Xavin membuyarkan lamunan Raline. Ia cukup terkejut dengan kehadiran Xavin. “Xav, ada apa? Siapa yang memberitahumu aku ada di sini?”
“Itu tidak penting, sekarang aku ingin kau ikut ke rumah sakit, ada hal yang ingin disampaikan oleh Grace.”
Jadi semua ini karena Grace? Bukan karena Xavin yang menginginkannya.

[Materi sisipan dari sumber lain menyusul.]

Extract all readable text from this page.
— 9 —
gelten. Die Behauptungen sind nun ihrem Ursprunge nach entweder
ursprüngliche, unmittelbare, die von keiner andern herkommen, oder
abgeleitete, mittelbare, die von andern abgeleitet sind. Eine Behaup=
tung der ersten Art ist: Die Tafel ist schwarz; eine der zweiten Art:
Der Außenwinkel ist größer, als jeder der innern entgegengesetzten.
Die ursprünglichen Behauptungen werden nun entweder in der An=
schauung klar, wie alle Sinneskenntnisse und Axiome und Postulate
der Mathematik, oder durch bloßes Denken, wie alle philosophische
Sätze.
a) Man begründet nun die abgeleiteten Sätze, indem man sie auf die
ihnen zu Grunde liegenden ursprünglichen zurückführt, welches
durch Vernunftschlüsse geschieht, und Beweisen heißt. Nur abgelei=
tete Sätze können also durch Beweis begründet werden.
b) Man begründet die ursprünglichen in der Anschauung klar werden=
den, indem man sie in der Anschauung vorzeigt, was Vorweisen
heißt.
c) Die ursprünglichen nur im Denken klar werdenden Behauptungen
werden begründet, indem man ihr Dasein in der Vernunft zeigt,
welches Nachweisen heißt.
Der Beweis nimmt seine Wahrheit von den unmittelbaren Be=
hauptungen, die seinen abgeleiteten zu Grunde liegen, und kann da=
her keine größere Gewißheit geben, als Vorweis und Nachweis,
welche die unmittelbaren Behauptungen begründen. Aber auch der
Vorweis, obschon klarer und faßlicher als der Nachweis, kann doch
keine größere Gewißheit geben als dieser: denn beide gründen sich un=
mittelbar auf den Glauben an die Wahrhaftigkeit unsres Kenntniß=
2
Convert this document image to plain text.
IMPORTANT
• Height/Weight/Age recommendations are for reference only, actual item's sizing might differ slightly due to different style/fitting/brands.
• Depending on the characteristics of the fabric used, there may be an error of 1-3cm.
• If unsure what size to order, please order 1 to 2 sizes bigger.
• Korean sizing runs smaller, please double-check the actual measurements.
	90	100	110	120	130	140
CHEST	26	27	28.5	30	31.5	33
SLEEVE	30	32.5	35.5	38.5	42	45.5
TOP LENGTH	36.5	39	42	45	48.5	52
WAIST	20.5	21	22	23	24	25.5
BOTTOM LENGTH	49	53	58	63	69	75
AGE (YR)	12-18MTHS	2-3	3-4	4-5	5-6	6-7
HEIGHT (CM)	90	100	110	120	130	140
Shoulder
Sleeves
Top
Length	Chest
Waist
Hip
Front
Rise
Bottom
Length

“Maaf, aku tidak bisa, aku harus ke New York, sebentar lagi pesawatku berangkat.” Tak lama kemudian pengumuman bahwa pesawat ke New York telah tiba, dan Raline pun berdiri dari tempatnya dan berjalan meninggalkan Xavin.
“Raline, aku mohon.”
Sekuat apa pun Xavin meminta, Raline tetap pergi. Dan Wanita itu telah hilang dari pandangannya Xavin, tak lama kemudian muncul telepon dari rumah sakit.
“Pak, Ibu Grace telah meninggal,” ujar salah satu perawat yang menghubunginya.